Инга раскусила одну семечку. Семечка была старая, но все еще не потерявшая вкус. Он тоже шел неспеша. Внутри черного пятна раздувался оранжевый пузырь сигареты. Инга сгрызла еще две семечки. Она подумала, что это самая вкусная вещь из всего, что она пробовала в жизни. Старые, завалявшиеся в карманах семечки. Он все приближался. Уже можно было рассмотреть черты лица, но ей не хотелось. Инга вглядывалась в мелко-мерцающую воду, ажурные перила моста, в здания на берегу – все такое щемяще-знакомое, как будто хотела как следует запомнить пейзаж своего родного города. Он подошел совсем близко и сунул руку в карман. Инга машинально развернулась, чтобы бежать. Все-таки, Владикавказ был чарующе-прекрасным вечером, и был прекрасен сам этот осенний вечер, и прекрасен был беззаботный вкус семечек во рту. Ей нравилось, что это последнее, что она видит и чувствует в своей жизни.
«Нет», – подумала она, – «не несчастный случай. Даже лучше – самоубийство».
Парень чуть задел ее плечом и прошел мимо. На мгновение она почувствовала самое настоящее разочарование. Но было уже поздно. Вся картина вдруг покосилась и перевернулась. Инга осознала, что она и он оказались по разные стороны перил. Краем глаза она заметила, как он оглянулся, его испуганное незнакомое лицо стало быстро приближаться к ней… И затем все затопила звенящая ночная свежесть.
2.
Народу на похороны собралось много. Затянутое серое небо короткими рывками сбрасывало на землю порции холодной мороси, ветер нещадно трепал одежду. Люди зябко кутались, ежились, кучкуясь небольшими группками, чавкали размытой землей и увлеченно переговаривались.
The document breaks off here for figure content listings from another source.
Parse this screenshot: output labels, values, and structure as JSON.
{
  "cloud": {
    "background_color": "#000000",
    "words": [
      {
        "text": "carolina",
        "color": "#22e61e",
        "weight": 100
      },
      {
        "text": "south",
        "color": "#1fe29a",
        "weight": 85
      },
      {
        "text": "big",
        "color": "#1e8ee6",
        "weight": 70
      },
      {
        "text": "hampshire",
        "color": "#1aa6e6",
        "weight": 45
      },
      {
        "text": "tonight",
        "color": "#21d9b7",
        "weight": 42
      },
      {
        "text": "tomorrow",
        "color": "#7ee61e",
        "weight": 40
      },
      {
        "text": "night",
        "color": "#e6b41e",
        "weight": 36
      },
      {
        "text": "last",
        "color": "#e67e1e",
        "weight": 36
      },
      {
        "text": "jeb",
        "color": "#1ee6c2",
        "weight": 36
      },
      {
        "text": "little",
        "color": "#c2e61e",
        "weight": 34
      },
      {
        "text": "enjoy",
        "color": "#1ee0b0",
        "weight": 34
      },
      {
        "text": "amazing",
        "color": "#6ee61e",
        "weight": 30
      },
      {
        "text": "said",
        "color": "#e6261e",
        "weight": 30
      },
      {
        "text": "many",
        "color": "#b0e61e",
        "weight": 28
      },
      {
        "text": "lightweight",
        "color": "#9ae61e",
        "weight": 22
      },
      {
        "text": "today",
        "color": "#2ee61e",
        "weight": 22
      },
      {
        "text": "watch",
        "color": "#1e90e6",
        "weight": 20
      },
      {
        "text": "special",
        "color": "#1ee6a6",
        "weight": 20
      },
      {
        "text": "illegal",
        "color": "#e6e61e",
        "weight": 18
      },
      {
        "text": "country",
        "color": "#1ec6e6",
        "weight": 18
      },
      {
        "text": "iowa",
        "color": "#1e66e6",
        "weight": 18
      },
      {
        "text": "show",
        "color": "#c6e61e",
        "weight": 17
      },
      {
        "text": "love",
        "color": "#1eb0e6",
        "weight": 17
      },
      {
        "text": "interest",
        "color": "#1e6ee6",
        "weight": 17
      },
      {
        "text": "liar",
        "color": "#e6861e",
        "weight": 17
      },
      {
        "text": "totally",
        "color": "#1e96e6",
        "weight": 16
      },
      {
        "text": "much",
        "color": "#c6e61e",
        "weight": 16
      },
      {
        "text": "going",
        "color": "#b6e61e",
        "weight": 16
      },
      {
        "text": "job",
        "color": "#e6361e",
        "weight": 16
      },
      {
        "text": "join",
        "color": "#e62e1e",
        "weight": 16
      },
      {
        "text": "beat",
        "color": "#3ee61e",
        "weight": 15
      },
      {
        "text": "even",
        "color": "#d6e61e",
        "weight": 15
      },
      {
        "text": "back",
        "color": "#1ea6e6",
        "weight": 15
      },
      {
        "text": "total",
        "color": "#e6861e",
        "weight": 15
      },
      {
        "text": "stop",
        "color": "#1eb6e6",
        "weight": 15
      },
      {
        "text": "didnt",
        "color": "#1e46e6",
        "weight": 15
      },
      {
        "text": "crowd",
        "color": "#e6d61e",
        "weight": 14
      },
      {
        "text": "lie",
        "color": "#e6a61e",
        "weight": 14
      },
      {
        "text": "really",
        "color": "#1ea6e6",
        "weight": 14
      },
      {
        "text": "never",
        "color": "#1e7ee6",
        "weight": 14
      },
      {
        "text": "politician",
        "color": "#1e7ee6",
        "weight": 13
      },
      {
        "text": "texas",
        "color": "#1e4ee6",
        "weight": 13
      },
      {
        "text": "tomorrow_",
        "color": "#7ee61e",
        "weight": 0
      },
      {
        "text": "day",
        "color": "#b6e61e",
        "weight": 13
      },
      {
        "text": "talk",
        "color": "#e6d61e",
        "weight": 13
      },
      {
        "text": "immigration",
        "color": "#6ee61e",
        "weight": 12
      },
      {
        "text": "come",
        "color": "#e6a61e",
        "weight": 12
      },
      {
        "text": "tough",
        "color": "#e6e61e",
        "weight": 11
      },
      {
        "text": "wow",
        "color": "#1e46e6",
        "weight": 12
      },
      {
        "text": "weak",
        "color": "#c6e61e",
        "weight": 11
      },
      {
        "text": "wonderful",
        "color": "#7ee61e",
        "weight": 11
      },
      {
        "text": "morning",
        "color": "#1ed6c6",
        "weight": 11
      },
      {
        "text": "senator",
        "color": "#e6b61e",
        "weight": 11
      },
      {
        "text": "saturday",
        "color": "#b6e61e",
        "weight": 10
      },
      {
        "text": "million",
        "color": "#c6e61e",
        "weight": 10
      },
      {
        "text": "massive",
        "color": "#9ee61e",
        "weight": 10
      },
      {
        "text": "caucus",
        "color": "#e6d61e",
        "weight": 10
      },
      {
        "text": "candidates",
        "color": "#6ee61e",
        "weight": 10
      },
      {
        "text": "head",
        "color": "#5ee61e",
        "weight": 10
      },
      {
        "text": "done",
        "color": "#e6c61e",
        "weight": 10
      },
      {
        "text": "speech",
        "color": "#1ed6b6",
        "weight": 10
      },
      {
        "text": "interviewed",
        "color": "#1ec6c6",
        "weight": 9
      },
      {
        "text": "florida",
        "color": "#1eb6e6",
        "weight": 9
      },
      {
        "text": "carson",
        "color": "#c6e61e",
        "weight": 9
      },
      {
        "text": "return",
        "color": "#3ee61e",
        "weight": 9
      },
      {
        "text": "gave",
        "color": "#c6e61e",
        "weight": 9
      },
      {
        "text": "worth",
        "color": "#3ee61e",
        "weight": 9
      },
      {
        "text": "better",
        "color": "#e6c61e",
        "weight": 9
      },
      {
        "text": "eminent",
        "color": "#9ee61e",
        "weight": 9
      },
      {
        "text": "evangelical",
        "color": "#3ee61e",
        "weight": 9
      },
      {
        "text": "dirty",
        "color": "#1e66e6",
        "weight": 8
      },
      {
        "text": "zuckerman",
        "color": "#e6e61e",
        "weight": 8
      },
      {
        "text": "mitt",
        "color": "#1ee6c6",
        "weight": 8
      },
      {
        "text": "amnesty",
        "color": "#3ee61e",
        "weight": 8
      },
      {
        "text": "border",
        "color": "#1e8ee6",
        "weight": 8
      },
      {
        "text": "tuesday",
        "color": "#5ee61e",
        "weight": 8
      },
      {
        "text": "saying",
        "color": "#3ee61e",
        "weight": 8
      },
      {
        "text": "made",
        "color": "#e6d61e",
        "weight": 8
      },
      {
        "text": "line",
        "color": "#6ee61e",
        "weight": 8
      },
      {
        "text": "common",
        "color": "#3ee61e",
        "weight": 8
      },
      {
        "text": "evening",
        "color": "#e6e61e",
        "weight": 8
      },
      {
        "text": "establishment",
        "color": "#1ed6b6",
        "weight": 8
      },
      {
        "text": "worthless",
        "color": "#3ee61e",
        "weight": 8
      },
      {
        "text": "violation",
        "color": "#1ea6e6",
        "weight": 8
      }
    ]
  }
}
Яна намеренно решила не сообщать многим, чтобы избежать паломничества универовских зевак, хотя новость и без нее за пару дней успела распространиться со скоростью света.
Яна хмуро наблюдала за подтягивающимися все новыми и новыми притворно-кислыми физиономиями, теми же самыми, которые только недавно жадно шушукались и ржали у них за спинами. Ее буквально корежило от бешенства. В какой-то момент она заметила мелькающий то тут, то там в серых кучках огромный ярко-красный букет роз. Она напряглась. Кто-то ходил кругами и все никак не решался подойти.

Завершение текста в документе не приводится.